778d Panagiotis Tetsis, Marché de rue (1982)
 
C’est aussi pour le calendrier de 1982 qu’a été peint Marché de rue, une huile sur bois de Panagiotis Tetsis. L’exposition présente aussi une autre scène de marché, du même artiste et de la même année.
 
778e1 A. Tassos, Le Combat de la moisson dans la plaine de
 
778e2 A. Tassos, otages (1985)
 
Ces deux tableaux, des peintures à la détrempe, sont de la même année, 1985, et du même peintre, Alevizos Tassos. Je ne sais pourquoi, partout son prénom n’est indiqué qu’avec l’initiale A., dans l’exposition comme dans les notices à son sujet que j’ai trouvées sur Internet. Le premier tableau est Combat pour la moisson dans la plaine de Thessalie. À vrai dire, le titre ne m’éclaire pas beaucoup sur le sens ni l’intention de ces militaires armés (il y a un fusil mitrailleur posé au sol) fauchant le blé à côté des paysannes. L’autre tableau est beaucoup plus clair, le titre étant très explicatif : Blocus de Drapetsona et otages des bataillons de sécurité emmenés dans les camps de concentration allemands. Drapetsona est une municipalité proche du Pirée, le port d’Athènes.
 
778f1 Musée Benaki, pièce de réception, Macédoine, 18e
 
778f2 Musée Benaki, pièce de réception, Macédoine, 18e
 
778f3 Musée Benaki, tenue de ville féminine, Ioannina, 19
 
Nous avons fait le tour de cette très intéressante exposition des calendriers Héraklès Lafarge en prenant notre temps, et quand nous avons fini le musée Bénaki est encore loin de sa fermeture. Alors pourquoi ne pas refaire une petite visite des collections permanentes que nous avons tant appréciées ? Que les économes ne nous accusent pas d’être des paniers percés car, même si nous aurions été prêts à payer quelques Euros, dépensiers que nous sommes, notre ticket pour l’exposition temporaire donne l’accès à toutes les salles. Mais j’ai déjà très amplement parlé de ce merveilleux musée dans mon article daté 31 mars et 2 avril 2011, je vais ici seulement montrer des images qui m’ont fortement impressionné. Les deux premières photos ci-dessus représentent des pièces de réception de riches demeures de Kozani, en Macédoine, datant du dix-huitième siècle. La première a été sauvée dans les années 1930, la seconde a été donnée par les propriétaires. Puisque ces intérieurs ont été préservés en place jusqu’au vingtième siècle, ils existaient donc et étaient en usage au dix-neuvième siècle, époque du costume de ville féminin porté par le mannequin de ma troisième photo.

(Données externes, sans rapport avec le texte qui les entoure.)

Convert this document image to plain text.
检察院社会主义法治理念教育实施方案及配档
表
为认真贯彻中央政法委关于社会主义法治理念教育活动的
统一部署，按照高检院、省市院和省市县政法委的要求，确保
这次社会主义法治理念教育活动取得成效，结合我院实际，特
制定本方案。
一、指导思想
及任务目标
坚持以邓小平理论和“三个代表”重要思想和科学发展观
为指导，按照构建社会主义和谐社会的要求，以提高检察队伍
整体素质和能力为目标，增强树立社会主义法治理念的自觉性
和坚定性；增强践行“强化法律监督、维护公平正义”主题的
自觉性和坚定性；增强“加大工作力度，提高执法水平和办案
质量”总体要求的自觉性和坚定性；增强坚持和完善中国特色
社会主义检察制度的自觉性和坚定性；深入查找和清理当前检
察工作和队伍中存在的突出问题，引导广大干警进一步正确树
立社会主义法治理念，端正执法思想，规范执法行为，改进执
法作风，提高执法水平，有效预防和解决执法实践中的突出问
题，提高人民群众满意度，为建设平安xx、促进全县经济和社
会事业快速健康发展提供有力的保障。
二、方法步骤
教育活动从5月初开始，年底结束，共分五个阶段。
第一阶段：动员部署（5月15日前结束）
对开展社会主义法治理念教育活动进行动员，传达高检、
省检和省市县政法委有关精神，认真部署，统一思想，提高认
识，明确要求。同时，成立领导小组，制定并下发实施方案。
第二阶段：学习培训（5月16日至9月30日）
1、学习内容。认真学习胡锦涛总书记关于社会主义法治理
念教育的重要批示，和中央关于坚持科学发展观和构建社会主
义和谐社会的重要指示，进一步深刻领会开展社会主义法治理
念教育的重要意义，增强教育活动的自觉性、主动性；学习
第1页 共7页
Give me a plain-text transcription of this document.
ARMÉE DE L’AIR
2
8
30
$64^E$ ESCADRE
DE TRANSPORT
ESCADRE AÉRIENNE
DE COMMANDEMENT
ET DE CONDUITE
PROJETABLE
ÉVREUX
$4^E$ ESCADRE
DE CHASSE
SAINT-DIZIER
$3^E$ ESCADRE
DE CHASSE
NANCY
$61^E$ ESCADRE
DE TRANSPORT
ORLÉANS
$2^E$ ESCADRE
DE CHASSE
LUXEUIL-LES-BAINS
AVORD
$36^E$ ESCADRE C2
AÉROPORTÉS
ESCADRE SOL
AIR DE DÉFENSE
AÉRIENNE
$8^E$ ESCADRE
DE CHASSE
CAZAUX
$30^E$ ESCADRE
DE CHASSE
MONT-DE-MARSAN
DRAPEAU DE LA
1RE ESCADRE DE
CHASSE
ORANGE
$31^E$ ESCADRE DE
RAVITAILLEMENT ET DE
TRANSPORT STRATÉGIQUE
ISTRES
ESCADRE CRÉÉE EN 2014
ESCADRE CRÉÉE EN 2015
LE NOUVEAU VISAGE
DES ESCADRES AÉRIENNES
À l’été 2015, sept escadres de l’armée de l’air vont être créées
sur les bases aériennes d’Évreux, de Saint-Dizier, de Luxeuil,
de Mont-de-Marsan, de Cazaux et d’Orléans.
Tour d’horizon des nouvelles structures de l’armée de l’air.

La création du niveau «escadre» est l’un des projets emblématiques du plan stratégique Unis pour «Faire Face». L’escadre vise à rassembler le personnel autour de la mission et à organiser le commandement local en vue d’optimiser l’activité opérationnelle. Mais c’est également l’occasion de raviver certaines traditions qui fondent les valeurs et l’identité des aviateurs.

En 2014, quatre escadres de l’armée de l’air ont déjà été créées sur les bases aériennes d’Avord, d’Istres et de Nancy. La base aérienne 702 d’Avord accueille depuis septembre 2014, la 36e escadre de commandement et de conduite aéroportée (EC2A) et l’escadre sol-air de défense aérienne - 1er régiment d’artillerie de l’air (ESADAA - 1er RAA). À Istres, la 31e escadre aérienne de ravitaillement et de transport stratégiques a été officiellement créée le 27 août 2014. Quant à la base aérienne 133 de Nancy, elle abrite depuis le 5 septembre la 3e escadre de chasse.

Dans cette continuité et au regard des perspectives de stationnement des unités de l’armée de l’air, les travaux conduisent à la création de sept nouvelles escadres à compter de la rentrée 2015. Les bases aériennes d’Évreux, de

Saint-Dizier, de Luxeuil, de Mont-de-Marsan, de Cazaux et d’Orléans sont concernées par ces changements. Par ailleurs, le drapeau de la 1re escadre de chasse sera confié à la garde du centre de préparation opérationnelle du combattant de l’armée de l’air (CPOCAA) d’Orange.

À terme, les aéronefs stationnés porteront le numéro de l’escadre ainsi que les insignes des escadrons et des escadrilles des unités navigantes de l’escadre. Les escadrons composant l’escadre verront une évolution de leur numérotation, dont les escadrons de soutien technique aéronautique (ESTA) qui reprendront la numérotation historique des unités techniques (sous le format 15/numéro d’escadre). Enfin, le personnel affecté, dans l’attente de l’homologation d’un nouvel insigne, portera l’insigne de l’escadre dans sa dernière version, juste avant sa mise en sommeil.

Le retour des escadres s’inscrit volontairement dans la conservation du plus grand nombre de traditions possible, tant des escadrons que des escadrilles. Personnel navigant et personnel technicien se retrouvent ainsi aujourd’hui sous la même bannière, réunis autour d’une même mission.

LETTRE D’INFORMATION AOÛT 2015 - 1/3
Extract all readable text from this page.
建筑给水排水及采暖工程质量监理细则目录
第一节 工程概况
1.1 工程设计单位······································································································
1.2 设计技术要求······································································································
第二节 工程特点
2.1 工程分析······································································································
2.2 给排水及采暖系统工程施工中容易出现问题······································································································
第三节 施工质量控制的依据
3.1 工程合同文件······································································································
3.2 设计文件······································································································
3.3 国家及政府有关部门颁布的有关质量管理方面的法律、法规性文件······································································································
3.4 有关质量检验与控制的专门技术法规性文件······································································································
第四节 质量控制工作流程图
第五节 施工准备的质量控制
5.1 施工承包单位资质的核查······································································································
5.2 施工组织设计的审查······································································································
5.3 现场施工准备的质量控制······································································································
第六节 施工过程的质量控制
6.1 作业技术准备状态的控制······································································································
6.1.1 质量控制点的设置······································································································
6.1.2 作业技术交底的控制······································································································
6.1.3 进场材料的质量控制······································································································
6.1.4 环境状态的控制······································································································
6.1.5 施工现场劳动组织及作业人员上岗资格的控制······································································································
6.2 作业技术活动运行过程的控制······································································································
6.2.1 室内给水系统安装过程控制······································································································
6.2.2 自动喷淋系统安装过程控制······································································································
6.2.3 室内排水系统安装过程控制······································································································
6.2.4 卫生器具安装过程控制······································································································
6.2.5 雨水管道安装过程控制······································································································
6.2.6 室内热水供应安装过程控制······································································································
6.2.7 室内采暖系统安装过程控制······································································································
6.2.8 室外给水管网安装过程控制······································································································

À ceci près que les salons sont macédoniens et que le costume est épirote puisqu’il provient de la ville de Ioannina.
 
778g1 Musée Benaki, mitre de l'archevêque d'Amida, 1739
 
778g2 Musée Benaki, couvercle de patène, 1751
 
Amida, aujourd’hui Diyarbakir, est une ville d’Asie, au sud-est de la Turquie. Ce splendide objet d’orfèvrerie (première photo) est la mitre de l’archevêque de cette ville, Agathangelos, et porte la date de 1739. Un siècle plus tôt, au début du dix-septième siècle, de nombreux Grecs de la région du Pont (le Pont Euxin est le nom de la Mer Noire) sont venus dans cette ville pour travailler dans les mines de cuivre d’Argana. Les communautés des mineurs établis dans la région ont très longtemps conservé, jusqu’au vingtième siècle, leur langue et leurs coutumes, et ils avaient leur métropolite pontique (un métropolite, dans les usages de la religion orthodoxe, est l’évêque –ou l’archevêque– d’une région, ici dans une région étrangère habitée par des populations du Pont). La seconde photo montre un couvercle de patène de 1751 provenant de Kermira, une petite ville d’Asie Mineure, en Cappadoce loin dans les terres, près de Kayseri. Un coup d’œil à la carte me ferait dire que ce doit être aux alentours du centre géographique de la Turquie d’Asie. Ici on voit une mise au tombeau.
 
778g3 Musée Benaki, saint Dimitri (Kallipolis, 1852)
 
Saint Dimitri (Démétrios en grec, nom issu du culte de la déesse Déméter) est le saint protecteur de Thessalonique. Né au troisième siècle dans une famille sénatoriale de cette ville (Salonique), il devient proconsul de Grèce sous les empereurs Dioclétien et Maximien, lequel siège à Salonique. Chrétien, il enseigne la nouvelle religion sans se cacher, notamment dans les bains publics. Or Maximien a ordonné d’arrêter les chrétiens, aussi Dimitri est-il pris et amené à l’empereur, qui a ordonné sa mise à mort. Souvent invoqué pour des guérisons ou pour la défense de sa ville, ce saint est considéré comme l’auteur d’innombrables miracles. Notamment, il aurait été vu à cheval, combattant victorieusement des barbares tentant de prendre sa ville. C’est pourquoi il est généralement représenté en chevalier terrassant un ennemi tombé au sol. C’est le sujet du plat que montre ma photo (Kallipoli, nord-ouest de Thessalonique, 1852).
 
778h Musée Benaki, masque funéraire en stuc (Egypte, 2e s
 
Une dernière photo avant le point final. Ce remarquable masque funéraire en plâtre peint, avec des yeux en pâte de verre, provient d’Égypte et date du deuxième siècle de notre ère. Je le trouve remarquable d’expressivité.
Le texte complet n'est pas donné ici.